Lisa Hyde-Miller is community relations coordinator for the Villages of Roll Hill. She says weapons are only part of the problem of gun violence and other crime.

"The attitudes, the emotions, the reactions, the stress, the depression, the loneliness, that's all part of the problem as well," Hyde-Miller said. "We have to address those issues." 

Many applauded the Cincinnati Police Department's District 3 for working with community leaders to build relationships. Several pointed to non-law enforcement strategies as the missing piece, especially access to resources and city funding.

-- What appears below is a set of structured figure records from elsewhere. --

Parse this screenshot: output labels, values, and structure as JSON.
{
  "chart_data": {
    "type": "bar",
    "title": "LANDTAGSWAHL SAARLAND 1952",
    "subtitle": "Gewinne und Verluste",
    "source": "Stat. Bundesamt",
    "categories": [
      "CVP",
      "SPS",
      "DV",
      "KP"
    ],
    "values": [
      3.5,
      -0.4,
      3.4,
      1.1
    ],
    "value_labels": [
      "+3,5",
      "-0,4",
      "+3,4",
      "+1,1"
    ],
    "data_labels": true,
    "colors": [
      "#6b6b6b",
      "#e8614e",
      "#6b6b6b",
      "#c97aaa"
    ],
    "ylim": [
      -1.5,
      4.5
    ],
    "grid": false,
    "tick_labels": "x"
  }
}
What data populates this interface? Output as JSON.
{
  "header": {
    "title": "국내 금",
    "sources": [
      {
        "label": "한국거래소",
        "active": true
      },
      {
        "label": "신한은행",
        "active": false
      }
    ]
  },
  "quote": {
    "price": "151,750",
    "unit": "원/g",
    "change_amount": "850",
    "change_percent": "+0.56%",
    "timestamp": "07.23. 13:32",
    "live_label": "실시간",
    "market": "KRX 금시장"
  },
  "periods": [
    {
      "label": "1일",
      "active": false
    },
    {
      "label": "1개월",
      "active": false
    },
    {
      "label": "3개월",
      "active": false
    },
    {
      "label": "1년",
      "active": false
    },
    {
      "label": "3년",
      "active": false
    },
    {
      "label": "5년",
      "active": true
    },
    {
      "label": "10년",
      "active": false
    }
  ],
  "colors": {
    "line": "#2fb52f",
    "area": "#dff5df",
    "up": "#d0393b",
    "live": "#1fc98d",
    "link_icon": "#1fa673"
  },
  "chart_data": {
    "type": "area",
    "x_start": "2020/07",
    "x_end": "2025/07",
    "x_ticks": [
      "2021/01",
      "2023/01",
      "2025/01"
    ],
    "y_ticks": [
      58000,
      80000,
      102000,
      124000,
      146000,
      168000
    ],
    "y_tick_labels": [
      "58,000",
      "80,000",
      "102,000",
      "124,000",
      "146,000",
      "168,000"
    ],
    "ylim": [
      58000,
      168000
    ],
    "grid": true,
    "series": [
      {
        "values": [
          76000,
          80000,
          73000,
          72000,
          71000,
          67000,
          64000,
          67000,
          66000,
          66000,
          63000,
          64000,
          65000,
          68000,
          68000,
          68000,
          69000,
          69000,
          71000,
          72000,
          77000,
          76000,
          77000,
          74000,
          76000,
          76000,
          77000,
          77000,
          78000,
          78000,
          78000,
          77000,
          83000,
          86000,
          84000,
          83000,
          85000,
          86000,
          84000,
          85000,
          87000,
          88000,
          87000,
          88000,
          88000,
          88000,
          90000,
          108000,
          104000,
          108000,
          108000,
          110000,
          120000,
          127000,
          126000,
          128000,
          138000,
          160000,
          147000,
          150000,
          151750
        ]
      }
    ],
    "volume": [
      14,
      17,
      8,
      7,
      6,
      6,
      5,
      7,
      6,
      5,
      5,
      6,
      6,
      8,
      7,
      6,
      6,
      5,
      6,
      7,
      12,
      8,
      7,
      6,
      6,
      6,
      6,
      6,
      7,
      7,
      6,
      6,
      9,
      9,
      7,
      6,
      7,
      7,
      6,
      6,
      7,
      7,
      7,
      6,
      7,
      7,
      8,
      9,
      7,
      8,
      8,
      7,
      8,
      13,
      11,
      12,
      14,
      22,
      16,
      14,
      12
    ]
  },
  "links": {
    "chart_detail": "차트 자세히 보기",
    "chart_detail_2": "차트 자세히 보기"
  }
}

Rev. Alvin Scales seemed to capture the feeling in the room: "I'm tired of going to meetings," he said. "I'm a feet on the street guy."

Residents suggested several specific ideas they say can be part of the solution:

  • Building a recreation center in East Westwood
  • Other youth-focused programming
  • Bringing a grocery store to East Westwood
  • A crosswalk in front of Third Presbyterian Church, which hosts a lot of youth and community programming
  • Resurrect the Citizens Committee on Youth program
  • A DARE-style program in schools focused on gun violence instead of drugs
  • A billboard campaign about gun violence
  • Better maintenance of city property in the neighborhood

The meeting is the latest of several focused on gun violence and public safety. Council Member Betsy Sundermann will host a forum in Over-the-Rhine Thursday night at 6 p.m. at the Ensemble Theater.